Accessibility and Access Keys [0]
An open letter to Natural Resources Minister Claude Béchard,
I am a lawyer residing in Chelsea, Quebec, writing on behalf of Sierra Legal Defence Fund (a non-profit organization dedicated to the protection of the environment) with respect to the issue of mining claims on Crown and private land in Western Quebec. We are concerned that the Quebec Mining Act does not provide adequate protection to, or recognition of the rights of private landowners and residents, and does not ensure that local municipalities may make land use planning decisions based on sustainable development principles. A sustainable approach to mining in Quebec must ensure transparency in decision-making, timely notification of any claims, informed consent prior to any mining exploration activity, and adequate information upon which individuals and municipal governments may make decisions about their lands.
The Mining Act is articulated in an opaque and confusing manner, making it difficult for Quebec residents, property owners and municipalities to stay informed of how the law governs their land. Based on our analysis, it is unclear how this statute interacts with other Quebec laws. This lack of clarity has resulted in a legitimate concern that the Mining Act prioritizes mining rights over individual and community rights by: 1) superceding the right to privacy afforded by the Civil Code of Quebec; 2) contradicting the inviolability of an individual’s home and the right to peaceful enjoyment and free disposition of property as provided for by the Quebec Charter of Human Rights and Freedoms; and 3) circumscribing the power of municipalities to protect the general welfare of residents in accordance with the Municipal Powers Act.
We are concerned about the prioritization of mining rights, as this represents a threat to the sustainable development of our communities, our homes and our families.
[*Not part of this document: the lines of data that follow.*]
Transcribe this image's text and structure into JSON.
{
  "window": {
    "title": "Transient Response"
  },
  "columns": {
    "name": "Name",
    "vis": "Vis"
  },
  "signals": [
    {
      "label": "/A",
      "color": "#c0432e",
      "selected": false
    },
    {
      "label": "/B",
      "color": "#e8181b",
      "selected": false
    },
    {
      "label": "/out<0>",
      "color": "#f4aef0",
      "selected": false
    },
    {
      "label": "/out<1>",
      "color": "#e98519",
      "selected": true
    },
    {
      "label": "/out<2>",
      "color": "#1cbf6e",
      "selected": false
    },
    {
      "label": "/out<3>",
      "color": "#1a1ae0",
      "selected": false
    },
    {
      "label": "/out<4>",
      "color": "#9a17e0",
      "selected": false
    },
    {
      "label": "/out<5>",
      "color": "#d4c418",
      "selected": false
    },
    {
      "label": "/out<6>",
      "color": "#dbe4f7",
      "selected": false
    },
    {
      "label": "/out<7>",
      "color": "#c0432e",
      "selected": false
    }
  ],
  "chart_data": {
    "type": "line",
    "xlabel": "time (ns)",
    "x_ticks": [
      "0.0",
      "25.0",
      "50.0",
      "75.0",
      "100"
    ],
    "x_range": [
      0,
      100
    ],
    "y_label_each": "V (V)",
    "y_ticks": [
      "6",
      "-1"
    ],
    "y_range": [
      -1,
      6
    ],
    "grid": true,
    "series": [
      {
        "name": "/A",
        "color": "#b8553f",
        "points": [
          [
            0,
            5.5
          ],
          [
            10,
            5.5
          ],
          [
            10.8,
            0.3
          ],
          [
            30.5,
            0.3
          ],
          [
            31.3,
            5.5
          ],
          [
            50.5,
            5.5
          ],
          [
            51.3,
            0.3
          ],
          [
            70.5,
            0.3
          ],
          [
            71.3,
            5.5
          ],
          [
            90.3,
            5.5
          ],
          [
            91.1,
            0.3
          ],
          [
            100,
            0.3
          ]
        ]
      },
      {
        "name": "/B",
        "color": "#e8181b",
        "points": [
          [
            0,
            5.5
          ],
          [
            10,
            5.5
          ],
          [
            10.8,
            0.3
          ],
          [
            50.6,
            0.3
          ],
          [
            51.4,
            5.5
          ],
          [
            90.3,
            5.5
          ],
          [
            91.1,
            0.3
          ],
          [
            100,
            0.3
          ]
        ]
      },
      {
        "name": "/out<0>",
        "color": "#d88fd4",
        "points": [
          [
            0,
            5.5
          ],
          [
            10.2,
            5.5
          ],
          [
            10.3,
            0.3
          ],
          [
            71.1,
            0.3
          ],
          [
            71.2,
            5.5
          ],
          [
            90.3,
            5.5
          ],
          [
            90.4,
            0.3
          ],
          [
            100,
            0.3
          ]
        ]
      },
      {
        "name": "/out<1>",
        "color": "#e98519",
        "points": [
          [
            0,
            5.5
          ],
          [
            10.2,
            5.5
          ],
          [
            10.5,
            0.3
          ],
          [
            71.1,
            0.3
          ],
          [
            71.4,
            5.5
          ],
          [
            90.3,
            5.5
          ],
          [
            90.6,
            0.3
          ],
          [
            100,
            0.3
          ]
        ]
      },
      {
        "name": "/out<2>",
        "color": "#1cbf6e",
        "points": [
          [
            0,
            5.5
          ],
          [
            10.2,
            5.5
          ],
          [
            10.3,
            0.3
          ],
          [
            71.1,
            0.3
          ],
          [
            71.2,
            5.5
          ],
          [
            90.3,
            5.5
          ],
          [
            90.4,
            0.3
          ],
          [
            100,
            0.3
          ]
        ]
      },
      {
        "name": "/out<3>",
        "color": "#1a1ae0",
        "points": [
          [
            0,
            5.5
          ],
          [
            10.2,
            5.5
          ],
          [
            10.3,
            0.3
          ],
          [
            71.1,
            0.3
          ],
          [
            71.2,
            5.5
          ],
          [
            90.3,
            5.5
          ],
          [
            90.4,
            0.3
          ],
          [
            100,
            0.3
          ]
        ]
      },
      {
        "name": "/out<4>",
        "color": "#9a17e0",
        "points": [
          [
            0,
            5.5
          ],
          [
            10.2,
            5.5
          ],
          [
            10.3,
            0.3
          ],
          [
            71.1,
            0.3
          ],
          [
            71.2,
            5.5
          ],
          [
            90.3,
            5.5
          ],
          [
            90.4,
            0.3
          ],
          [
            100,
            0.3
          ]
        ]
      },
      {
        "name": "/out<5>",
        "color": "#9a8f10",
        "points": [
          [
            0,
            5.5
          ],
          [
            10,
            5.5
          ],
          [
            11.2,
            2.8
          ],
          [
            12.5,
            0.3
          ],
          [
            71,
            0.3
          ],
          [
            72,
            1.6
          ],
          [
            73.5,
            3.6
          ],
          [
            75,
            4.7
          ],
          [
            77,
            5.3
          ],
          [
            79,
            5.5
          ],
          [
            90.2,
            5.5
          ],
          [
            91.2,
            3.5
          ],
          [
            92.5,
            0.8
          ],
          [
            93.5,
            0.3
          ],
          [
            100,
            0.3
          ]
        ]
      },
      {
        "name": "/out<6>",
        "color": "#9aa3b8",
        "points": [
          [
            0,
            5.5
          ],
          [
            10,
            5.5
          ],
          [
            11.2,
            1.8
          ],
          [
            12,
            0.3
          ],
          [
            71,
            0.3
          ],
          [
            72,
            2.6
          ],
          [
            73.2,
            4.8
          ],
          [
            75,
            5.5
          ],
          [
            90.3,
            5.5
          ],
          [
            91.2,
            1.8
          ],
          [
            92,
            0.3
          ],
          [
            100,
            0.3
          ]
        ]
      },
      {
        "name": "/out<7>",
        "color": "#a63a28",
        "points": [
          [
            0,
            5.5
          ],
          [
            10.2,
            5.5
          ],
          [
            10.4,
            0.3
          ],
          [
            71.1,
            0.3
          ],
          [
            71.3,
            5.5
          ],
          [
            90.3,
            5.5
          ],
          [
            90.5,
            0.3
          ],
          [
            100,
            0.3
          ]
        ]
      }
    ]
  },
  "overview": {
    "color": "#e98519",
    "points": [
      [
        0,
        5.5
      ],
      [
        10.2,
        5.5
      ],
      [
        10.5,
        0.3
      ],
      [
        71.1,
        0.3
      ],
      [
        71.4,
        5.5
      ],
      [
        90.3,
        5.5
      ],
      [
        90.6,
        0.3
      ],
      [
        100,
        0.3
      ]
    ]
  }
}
The “free entry” philosophy that underlies the Mining Act is premised on three criteria that are outlined on the Ministry’s website, namely the right to explore, the right to access land, and the protection of a miner’s claim vis-à-vis other claims. We respectfully disagree with any presumption that mining (including staking, exploration or mine operation) is the best and preferred use of land, and that the exploitation of subsurface rights ought to be prioritized over other individual rights and local planning decisions.
There is a lack of procedural transparency provided for in the Mining Act. First, there is no requirement for a mining company with a prospecting license or exploration rights to inform private landowners of the existence of a license, map designation or claim that may affect their property. Second, it is unclear whether or not the claim holder must, as a necessary precondition to explore for minerals, seek the prior informed consent of a private landowner. Third, there is no guarantee of compensation or any formal compensation/dispute resolution mechanism that private landowners and residents may rely upon; rather, if such individuals are aware of their rights, they may choose to bargain with the lawyer representing the mining company.
Finally, there is no duty for claim holders or the province to consult with municipalities before mining rights are granted. This situation hinders effective land-use decision making processes, and denies municipalities the right to object to development that is unsustainable in their community. Effective local planning efforts necessarily involve the consideration of competing resource uses and the long-term interests of the community. Elected municipal officials must be empowered to refuse, accept or invite mining activities, and to be engaged at a early stage in the mining claims process.
Clearly, the injustices of this Mining Act regime beg for a legislative overhaul. Sierra Legal Defence Fund is only too happy to be working hand-in-hand with local municipalities and citizens in Western Quebec to protect our communities.